Nachwuchsgewinnung in NRW und den Niederlanden

Niederländische und nordrhein-westfälische Maschinenbauer tauschten sich zum Thema „Nachwuchsgewinnung“, und wie mit diesem Thema im jeweiligen Land umgegangen wird, aus.

Deutsche und niederländische Unternehmen stehen vor sehr ähnlichen Herausforderungen, wie zum Beispiel der Gewinnung von Nachwuchs für die Branche. Zu diesem Thema luden ProduktionNRW und die Koninklijke Metaalunie am 4. April 2017 zu einem grenzüberschreitenden Austausch ein.

Als Gastgeberin stellte Magdalena Münstermann, Prokuristin bei Bernd Münstermann GmbH & Co. KG, das Telgter Modell vor, das die Förderung der praktischen Zusammenarbeit zwischen Telgter Unternehmen und Schulen zum Ziel hat. Bereits in der Grundschule sollen die Schülerinnen und Schüler – unabhängig von den Unterrichtsfächern – vertiefende Einblicke in die verschiedenen Berufsbilder bei Telgter Betrieben erhalten.
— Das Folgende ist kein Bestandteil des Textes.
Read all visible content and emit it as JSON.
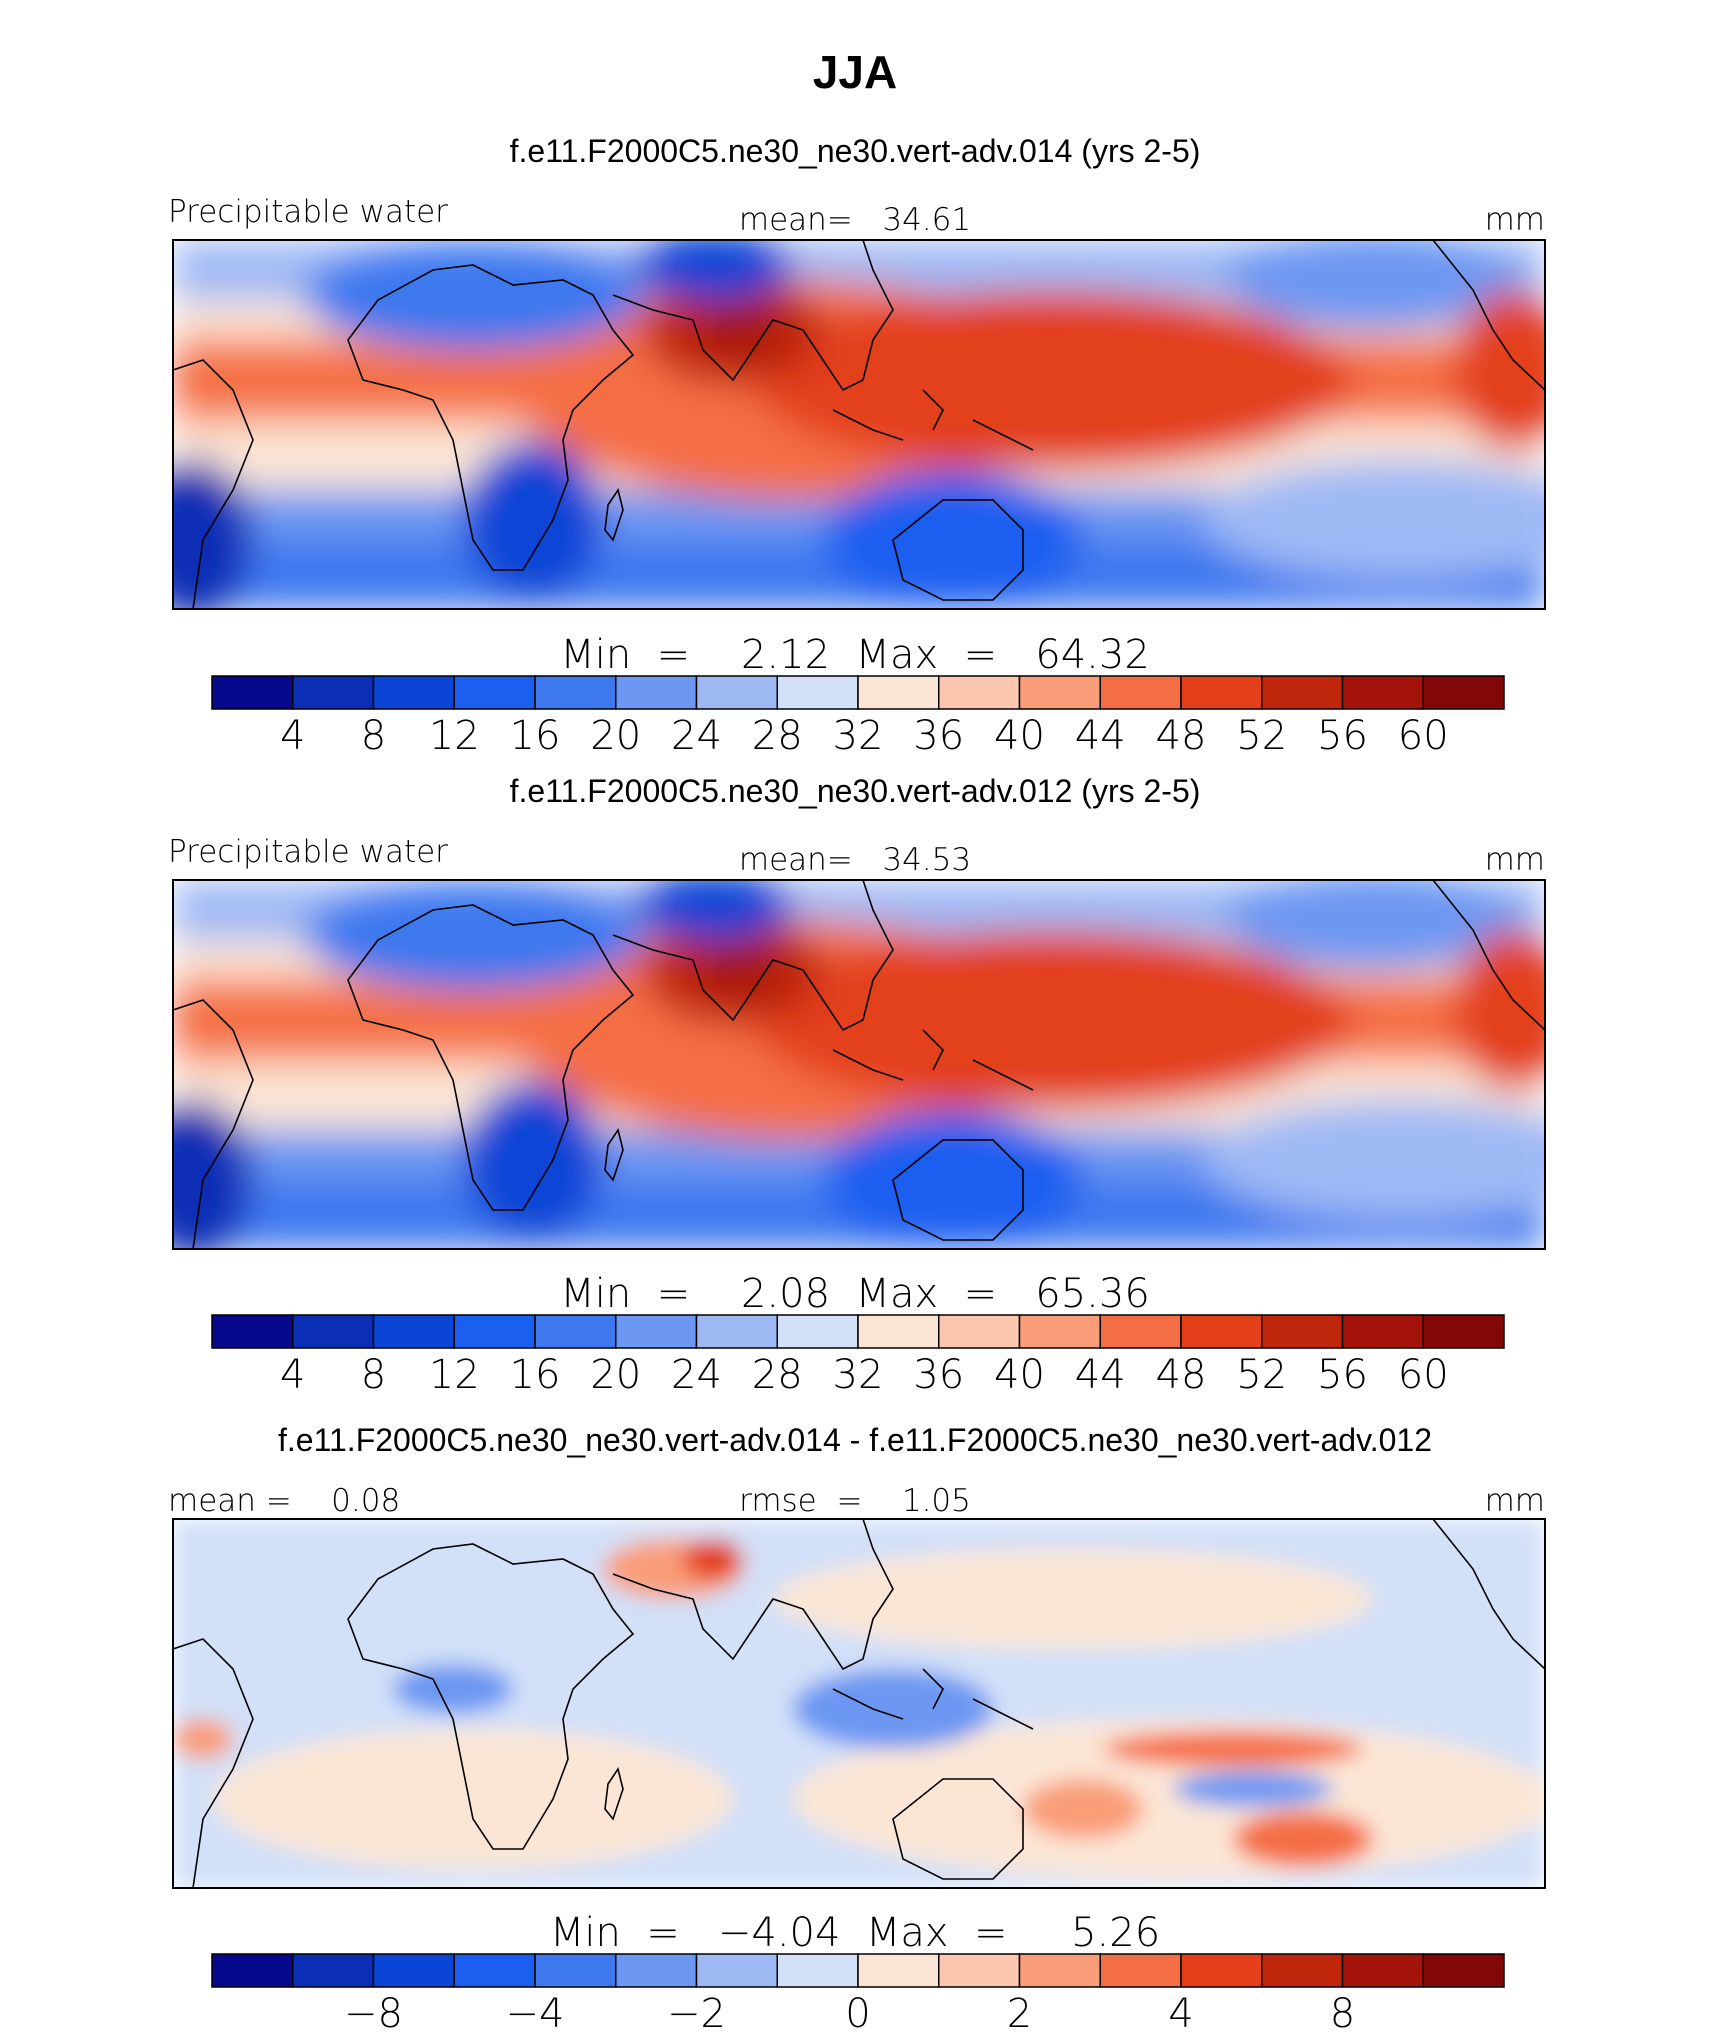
{
  "main_title": "JJA",
  "panels": [
    {
      "id": "p1",
      "title": "f.e11.F2000C5.ne30_ne30.vert-adv.014 (yrs 2-5)",
      "left_label": "Precipitable water",
      "center_label": "mean=   34.61",
      "right_label": "mm",
      "minmax": "Min  =    2.12  Max  =   64.32",
      "colorbar_ticks": [
        "4",
        "8",
        "12",
        "16",
        "20",
        "24",
        "28",
        "32",
        "36",
        "40",
        "44",
        "48",
        "52",
        "56",
        "60"
      ],
      "colorbar_tick_slots": [
        1,
        2,
        3,
        4,
        5,
        6,
        7,
        8,
        9,
        10,
        11,
        12,
        13,
        14,
        15
      ]
    },
    {
      "id": "p2",
      "title": "f.e11.F2000C5.ne30_ne30.vert-adv.012 (yrs 2-5)",
      "left_label": "Precipitable water",
      "center_label": "mean=   34.53",
      "right_label": "mm",
      "minmax": "Min  =    2.08  Max  =   65.36",
      "colorbar_ticks": [
        "4",
        "8",
        "12",
        "16",
        "20",
        "24",
        "28",
        "32",
        "36",
        "40",
        "44",
        "48",
        "52",
        "56",
        "60"
      ],
      "colorbar_tick_slots": [
        1,
        2,
        3,
        4,
        5,
        6,
        7,
        8,
        9,
        10,
        11,
        12,
        13,
        14,
        15
      ]
    },
    {
      "id": "p3",
      "title": "f.e11.F2000C5.ne30_ne30.vert-adv.014 - f.e11.F2000C5.ne30_ne30.vert-adv.012",
      "left_label": "mean =    0.08",
      "center_label": "rmse  =    1.05",
      "right_label": "mm",
      "minmax": "Min  =   −4.04  Max  =     5.26",
      "colorbar_ticks": [
        "−8",
        "−4",
        "−2",
        "0",
        "2",
        "4",
        "8"
      ],
      "colorbar_tick_slots": [
        2,
        4,
        6,
        8,
        10,
        12,
        14
      ]
    }
  ],
  "colorbar_colors": [
    "#08088c",
    "#0a2fb5",
    "#0b45d6",
    "#1a5ff0",
    "#3e78ef",
    "#6c97f2",
    "#9fb9f5",
    "#d2e0f8",
    "#fbe6d6",
    "#fcc7ae",
    "#f99d78",
    "#f46e45",
    "#e3401a",
    "#c0260c",
    "#a3130a",
    "#820808"
  ]
}
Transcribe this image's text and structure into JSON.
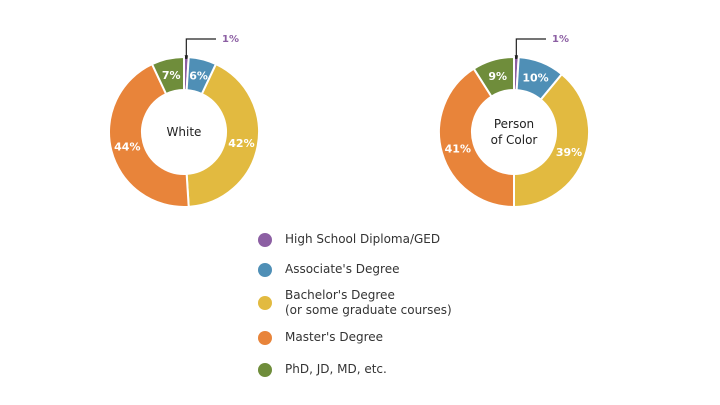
{
  "chart_data": [
    {
      "type": "donut",
      "center_label": "White",
      "categories": [
        "High School Diploma/GED",
        "Associate's Degree",
        "Bachelor's Degree\n(or some graduate courses)",
        "Master's Degree",
        "PhD, JD, MD, etc."
      ],
      "values": [
        1,
        6,
        42,
        44,
        7
      ],
      "labels": [
        "1%",
        "6%",
        "42%",
        "44%",
        "7%"
      ]
    },
    {
      "type": "donut",
      "center_label": "Person\nof Color",
      "categories": [
        "High School Diploma/GED",
        "Associate's Degree",
        "Bachelor's Degree\n(or some graduate courses)",
        "Master's Degree",
        "PhD, JD, MD, etc."
      ],
      "values": [
        1,
        10,
        39,
        41,
        9
      ],
      "labels": [
        "1%",
        "10%",
        "39%",
        "41%",
        "9%"
      ]
    }
  ],
  "legend": {
    "placement": "bottom-center",
    "items": [
      {
        "label": "High School Diploma/GED",
        "color": "#8c5fa3"
      },
      {
        "label": "Associate's Degree",
        "color": "#4f8fb6"
      },
      {
        "label": "Bachelor's Degree\n(or some graduate courses)",
        "color": "#e2ba40"
      },
      {
        "label": "Master's Degree",
        "color": "#e8843a"
      },
      {
        "label": "PhD, JD, MD, etc.",
        "color": "#6f8d3b"
      }
    ]
  }
}
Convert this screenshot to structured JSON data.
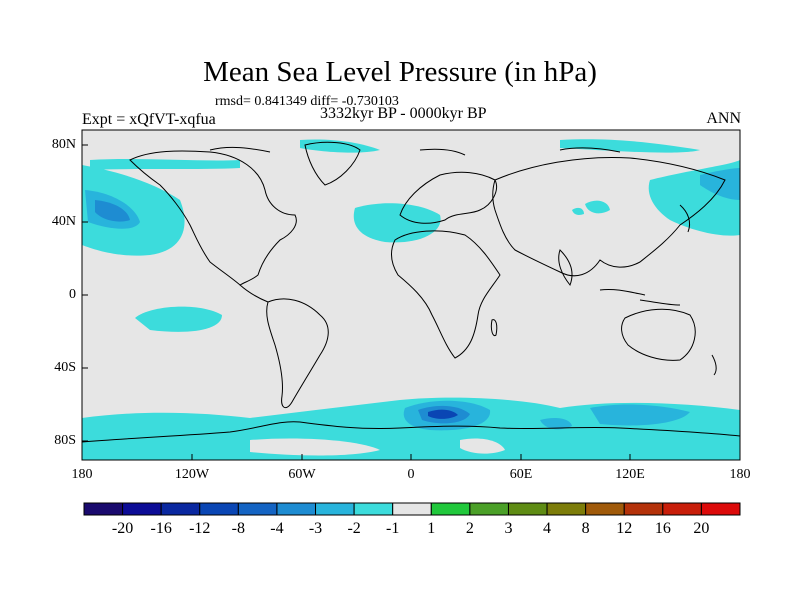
{
  "title": "Mean Sea Level Pressure (in hPa)",
  "stats": "rmsd= 0.841349 diff= -0.730103",
  "experiment": "Expt = xQfVT-xqfua",
  "period": "3332kyr BP - 0000kyr BP",
  "season": "ANN",
  "lat_labels": [
    "80N",
    "40N",
    "0",
    "40S",
    "80S"
  ],
  "lon_labels": [
    "180",
    "120W",
    "60W",
    "0",
    "60E",
    "120E",
    "180"
  ],
  "colorbar": {
    "labels": [
      "-20",
      "-16",
      "-12",
      "-8",
      "-4",
      "-3",
      "-2",
      "-1",
      "1",
      "2",
      "3",
      "4",
      "8",
      "12",
      "16",
      "20"
    ],
    "colors": [
      "#1a0a6e",
      "#0c0c96",
      "#0a28a0",
      "#0a46b4",
      "#1464c3",
      "#1e8cd2",
      "#28b4dc",
      "#3cdcdc",
      "#e6e6e6",
      "#21c83c",
      "#4ba028",
      "#5f8c14",
      "#7d7d0a",
      "#a05a0a",
      "#b4320a",
      "#c81e0a",
      "#dc0a0a"
    ]
  },
  "colors": {
    "background_field": "#e6e6e6",
    "anomaly_light": "#3cdcdc",
    "anomaly_mid": "#28b4dc",
    "anomaly_dark": "#1e8cd2",
    "coastline": "#000000"
  }
}
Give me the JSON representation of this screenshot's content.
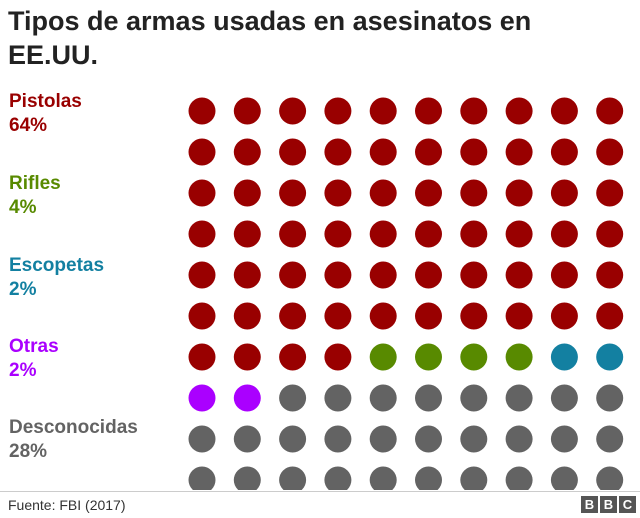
{
  "title": "Tipos de armas usadas en asesinatos en EE.UU.",
  "source": "Fuente: FBI (2017)",
  "logo": [
    "B",
    "B",
    "C"
  ],
  "chart_data": {
    "type": "waffle",
    "grid": {
      "rows": 10,
      "cols": 10
    },
    "categories": [
      {
        "name": "Pistolas",
        "percent_label": "64%",
        "value": 64,
        "color": "#990000"
      },
      {
        "name": "Rifles",
        "percent_label": "4%",
        "value": 4,
        "color": "#588a00"
      },
      {
        "name": "Escopetas",
        "percent_label": "2%",
        "value": 2,
        "color": "#1380a1"
      },
      {
        "name": "Otras",
        "percent_label": "2%",
        "value": 2,
        "color": "#aa00ff"
      },
      {
        "name": "Desconocidas",
        "percent_label": "28%",
        "value": 28,
        "color": "#636363"
      }
    ]
  }
}
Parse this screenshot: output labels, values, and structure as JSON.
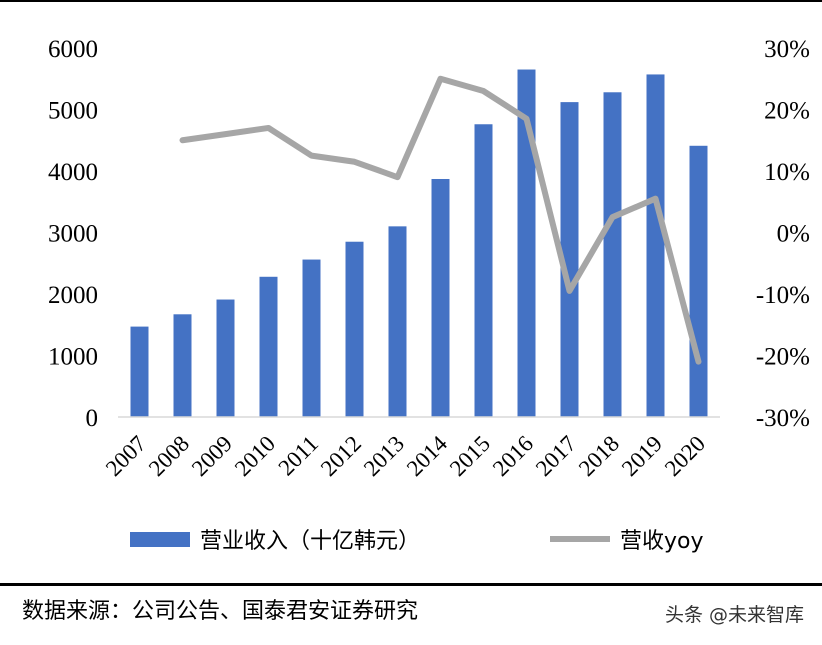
{
  "chart_data": {
    "type": "bar+line",
    "categories": [
      "2007",
      "2008",
      "2009",
      "2010",
      "2011",
      "2012",
      "2013",
      "2014",
      "2015",
      "2016",
      "2017",
      "2018",
      "2019",
      "2020"
    ],
    "series": [
      {
        "name": "营业收入（十亿韩元）",
        "type": "bar",
        "axis": "left",
        "color": "#4472C4",
        "values": [
          1470,
          1670,
          1910,
          2280,
          2560,
          2850,
          3100,
          3870,
          4760,
          5650,
          5120,
          5280,
          5570,
          4410
        ]
      },
      {
        "name": "营收yoy",
        "type": "line",
        "axis": "right",
        "color": "#A6A6A6",
        "unit": "%",
        "values": [
          null,
          15,
          16,
          17,
          12.5,
          11.5,
          9,
          25,
          23,
          18.5,
          -9.5,
          2.5,
          5.5,
          -21
        ]
      }
    ],
    "left_axis": {
      "ticks": [
        "0",
        "1000",
        "2000",
        "3000",
        "4000",
        "5000",
        "6000"
      ],
      "ylim": [
        0,
        6000
      ]
    },
    "right_axis": {
      "ticks": [
        "-30%",
        "-20%",
        "-10%",
        "0%",
        "10%",
        "20%",
        "30%"
      ],
      "ylim": [
        -30,
        30
      ]
    },
    "grid": false,
    "legend_position": "bottom"
  },
  "footer": {
    "source": "数据来源：公司公告、国泰君安证券研究",
    "watermark": "头条 @未来智库"
  }
}
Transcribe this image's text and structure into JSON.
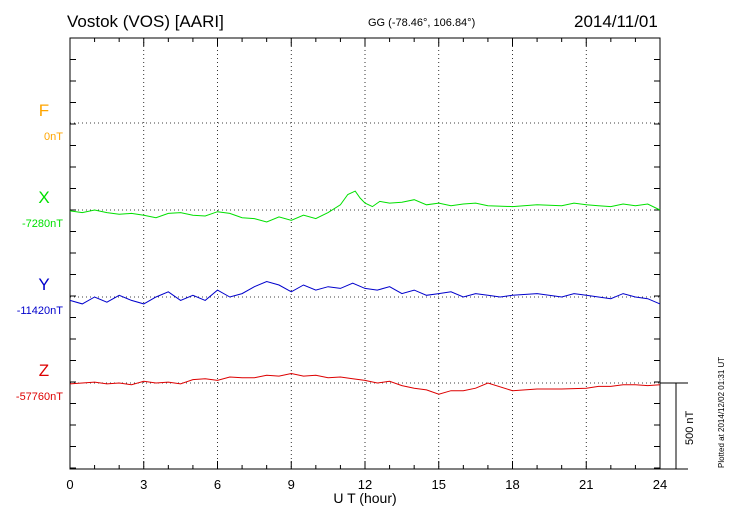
{
  "header": {
    "station": "Vostok (VOS)  [AARI]",
    "coords": "GG (-78.46°, 106.84°)",
    "date": "2014/11/01"
  },
  "side_note": "Plotted at 2014/12/02 01:31  UT",
  "scale_label": "500 nT",
  "chart_data": {
    "type": "line",
    "xlabel": "U T (hour)",
    "xlim": [
      0,
      24
    ],
    "x_ticks": [
      "0",
      "3",
      "6",
      "9",
      "12",
      "15",
      "18",
      "21",
      "24"
    ],
    "scale_bar_nT": 500,
    "series": [
      {
        "name": "F",
        "baseline_label": "0nT",
        "color": "#ffa500",
        "x": [],
        "values": []
      },
      {
        "name": "X",
        "baseline_label": "-7280nT",
        "color": "#00e000",
        "x": [
          0,
          0.5,
          1,
          1.5,
          2,
          2.5,
          3,
          3.5,
          4,
          4.5,
          5,
          5.5,
          6,
          6.5,
          7,
          7.5,
          8,
          8.5,
          9,
          9.5,
          10,
          10.5,
          11,
          11.3,
          11.6,
          11.8,
          12,
          12.3,
          12.6,
          13,
          13.5,
          14,
          14.5,
          15,
          15.5,
          16,
          16.5,
          17,
          18,
          19,
          20,
          20.5,
          21,
          21.5,
          22,
          22.5,
          23,
          23.5,
          24
        ],
        "values": [
          -7285,
          -7295,
          -7280,
          -7295,
          -7305,
          -7300,
          -7310,
          -7325,
          -7300,
          -7295,
          -7310,
          -7315,
          -7290,
          -7300,
          -7325,
          -7330,
          -7350,
          -7320,
          -7340,
          -7310,
          -7330,
          -7295,
          -7250,
          -7190,
          -7170,
          -7210,
          -7240,
          -7260,
          -7230,
          -7240,
          -7235,
          -7220,
          -7250,
          -7240,
          -7255,
          -7245,
          -7240,
          -7255,
          -7260,
          -7250,
          -7255,
          -7240,
          -7250,
          -7255,
          -7260,
          -7245,
          -7255,
          -7245,
          -7280
        ]
      },
      {
        "name": "Y",
        "baseline_label": "-11420nT",
        "color": "#0000cc",
        "x": [
          0,
          0.5,
          1,
          1.5,
          2,
          2.5,
          3,
          3.5,
          4,
          4.5,
          5,
          5.5,
          6,
          6.5,
          7,
          7.5,
          8,
          8.5,
          9,
          9.5,
          10,
          10.5,
          11,
          11.5,
          12,
          12.5,
          13,
          13.5,
          14,
          14.5,
          15,
          15.5,
          16,
          16.5,
          17,
          17.5,
          18,
          19,
          20,
          20.5,
          21,
          21.5,
          22,
          22.5,
          23,
          23.5,
          24
        ],
        "values": [
          -11440,
          -11460,
          -11420,
          -11450,
          -11410,
          -11440,
          -11460,
          -11420,
          -11390,
          -11440,
          -11410,
          -11440,
          -11380,
          -11420,
          -11400,
          -11360,
          -11330,
          -11350,
          -11390,
          -11350,
          -11380,
          -11360,
          -11370,
          -11340,
          -11370,
          -11380,
          -11360,
          -11400,
          -11380,
          -11410,
          -11400,
          -11390,
          -11420,
          -11400,
          -11410,
          -11420,
          -11410,
          -11400,
          -11420,
          -11400,
          -11410,
          -11420,
          -11430,
          -11400,
          -11420,
          -11430,
          -11460
        ]
      },
      {
        "name": "Z",
        "baseline_label": "-57760nT",
        "color": "#dd0000",
        "x": [
          0,
          0.5,
          1,
          1.5,
          2,
          2.5,
          3,
          3.5,
          4,
          4.5,
          5,
          5.5,
          6,
          6.5,
          7,
          7.5,
          8,
          8.5,
          9,
          9.5,
          10,
          10.5,
          11,
          11.5,
          12,
          12.5,
          13,
          13.5,
          14,
          14.5,
          15,
          15.5,
          16,
          16.5,
          17,
          18,
          19,
          20,
          21,
          21.5,
          22,
          22.5,
          23,
          23.5,
          24
        ],
        "values": [
          -57765,
          -57760,
          -57755,
          -57765,
          -57760,
          -57770,
          -57750,
          -57760,
          -57755,
          -57765,
          -57740,
          -57735,
          -57745,
          -57725,
          -57730,
          -57730,
          -57715,
          -57720,
          -57705,
          -57720,
          -57715,
          -57730,
          -57725,
          -57735,
          -57745,
          -57760,
          -57750,
          -57775,
          -57790,
          -57800,
          -57825,
          -57805,
          -57805,
          -57790,
          -57760,
          -57805,
          -57795,
          -57795,
          -57790,
          -57780,
          -57780,
          -57770,
          -57770,
          -57775,
          -57770
        ]
      }
    ]
  }
}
Toine Straatman, Regionalbeauftragter der Koninklijke Metaalunie stellte die Programme vor, mit denen in den unterschiedlichen Provinzen der Niederlande der Nachwuchs für technische Berufe begeistert wird. Er berichtete auch von den „InnovatieHubs“, die auf Initiative der mittleren und kleinen Betriebe ins Leben gerufen wurden. Ein InnovatieHub besteht aus einer Gruppe Studenten aus unterschiedlichen Studienrichtungen, die zusammen mit einem Hubmanager Studien und Innovationsprojekte für ein Unternehmen durchführen. Sie stehen für eine inspirierende und innovative Arbeitsumgebung, in der der Wissenstransfer und eine gute Begleitung der Studenten im Vordergrund stehen.

Einer der dualen Studenten der Firma Münstermann, Leon Rupe, berichtete darüber, wie er zum Unternehmen gekommen ist und welche Vorteile er in dieser Form der Ausbildung für sich sieht. Rupe stellte beim Firmenrundgang zu Beginn der Sitzung auch das Unternehmen vor, wobei man seine Begeisterung für das Thema und den Ausbildungsbetrieb deutlich wahrnehmen konnte.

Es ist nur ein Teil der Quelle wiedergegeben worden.